If you have the opportunity, I would turn a bunch of different handles out of a utility wood, and then let her handle them, try them on as it were. While the head is what most folks in the courtroom see, it's the handle that the user will become most familiar with. Make it too big or too small for her hands and it will always be a minor annoyance. Get the ergonomics just right and she'll know it.

Ron Kanter
06-05-2014, 10:07 PM
Bob,
I am having a hard time picturing what it looks like to jam chuck the head so that a drilled hole will be centered. Sorry to be so dense. Could you give me a little more explanation?

Ron Kanter
06-05-2014, 10:09 PM
John,
Good advice about testing out the most comfortable handle for my judge friend.
This is supposed to be a working gift. I hope it will be beautiful, but if it doesn't fit her hand it will gather dust on a shelf.

Bob Bergstrom
06-05-2014, 11:16 PM
Bob,
I am having a hard time picturing what it looks like to jam chuck the head so that a drilled hole will be centered. Sorry to be so dense. Could you give me a little more explanation?
Using a fairly thick blank of scrap of wood turn a recess deep enough in the scrap that that it will accept the head of the gavel sideways so the area that will be drilled will be facing the tail stock. The head will be perfectly centered. Once drilled just remove and fit the handle.

Guy Belleman
06-06-2014, 12:30 AM
Ron, here is a picture of the jam chuck for the gavel head. Getting the hole perfectly centered is necessary. http://www.turnedtreasures.com/project.html/gavel_turning/gavel_pg4.html

Ron Kanter
06-06-2014, 8:52 AM
Thanks Guy.
That makes it very clear.
And the whole tutorial is OUTSTANDING.
Haven't had a chance to read through it carefully, but I did notice that you show attaching the handle using threads and using a wedged tenon. Do you have a preference?

Roger Feeley
06-08-2014, 10:48 PM
It's good to consider wood of regional significance. Here in Kansas, the state tree is Cottonwood. I can't imagine a wood much worse for the task. In Kansas, I think I would choose hedge (Osage Orange).

Steve Doerr
06-08-2014, 11:26 PM
Ron, here is an illustration of what Bob is talking about. Jam chuck (http://www.turnedtreasures.com/project.html/gavel_turning/gavel.html)

Thom Sturgill
06-09-2014, 7:58 AM
Ron, basically turn a bowl that the head will fit into snugly with the ends jammed into the insides of the bowl so that the head spins on its short axis. Pressure from the drill held in the tailstock will help keep the piece in place while you drill.
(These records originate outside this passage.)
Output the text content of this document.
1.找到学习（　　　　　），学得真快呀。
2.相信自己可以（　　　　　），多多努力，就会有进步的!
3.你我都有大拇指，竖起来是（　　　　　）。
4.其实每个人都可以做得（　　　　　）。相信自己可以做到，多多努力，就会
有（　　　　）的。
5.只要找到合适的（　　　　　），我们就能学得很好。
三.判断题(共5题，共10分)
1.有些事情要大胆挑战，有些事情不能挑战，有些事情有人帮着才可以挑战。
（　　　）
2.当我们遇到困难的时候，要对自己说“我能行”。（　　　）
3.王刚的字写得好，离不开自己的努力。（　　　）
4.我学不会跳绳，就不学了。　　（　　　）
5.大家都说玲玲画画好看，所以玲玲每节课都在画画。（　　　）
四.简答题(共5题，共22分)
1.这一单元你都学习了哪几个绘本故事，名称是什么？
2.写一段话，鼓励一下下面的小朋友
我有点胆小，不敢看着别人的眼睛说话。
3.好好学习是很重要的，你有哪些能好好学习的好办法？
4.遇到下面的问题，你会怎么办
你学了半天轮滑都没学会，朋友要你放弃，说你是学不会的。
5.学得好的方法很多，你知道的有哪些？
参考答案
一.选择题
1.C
I was taught to drill the hole in a square blank at the drill press before turning. Just be careful to get the hole centered in the width of the piece.

If you are off-center, scribe a line the length of the blank parallel with one side that passes through the center of the hole. Extend the line across the end faces and make sure that your live and spur centers are on those lines when you round the blank. That would re-center the hole. The length can be adjusted when turning to balance either side of the hole. Unless you flatten the area at the hole, DO NOT turn a shoulder on the handle as a flat shoulder will not mate up to a round surface. It is much better to bring a cove back to a peak or bead.

I like the ideas of turning several samples - good spindle practice, and either choosing wood from the state tree or of local importance, or her personal favorite. for example down hear in Florida the state tree is the Sabal Palm, which I don't think would work well, but I live on the Treasure Coast which is a big Citrus area. So I would probably use some form of Citrus or Avocado which is farmed locally also, though Rosewood and Mahogany are also local woods.

Ron Kanter
06-09-2014, 4:04 PM
Steve,
That is a great tutorial. Not only shows every step, but includes the little tips that make those steps go smoothly.
Thom,
Thanks for the alternative method for drilling a centered hole. Always more than one way to get the job done. So you have a preference when making gavels?

Jim Watkins
06-10-2014, 10:51 PM
I made one for an exulted ruler at the Elks Lodge. This was made from Brazilian Cherry. It looked great after it was done. The Striker was the wood. Then I used a high gloss poly urethane finish.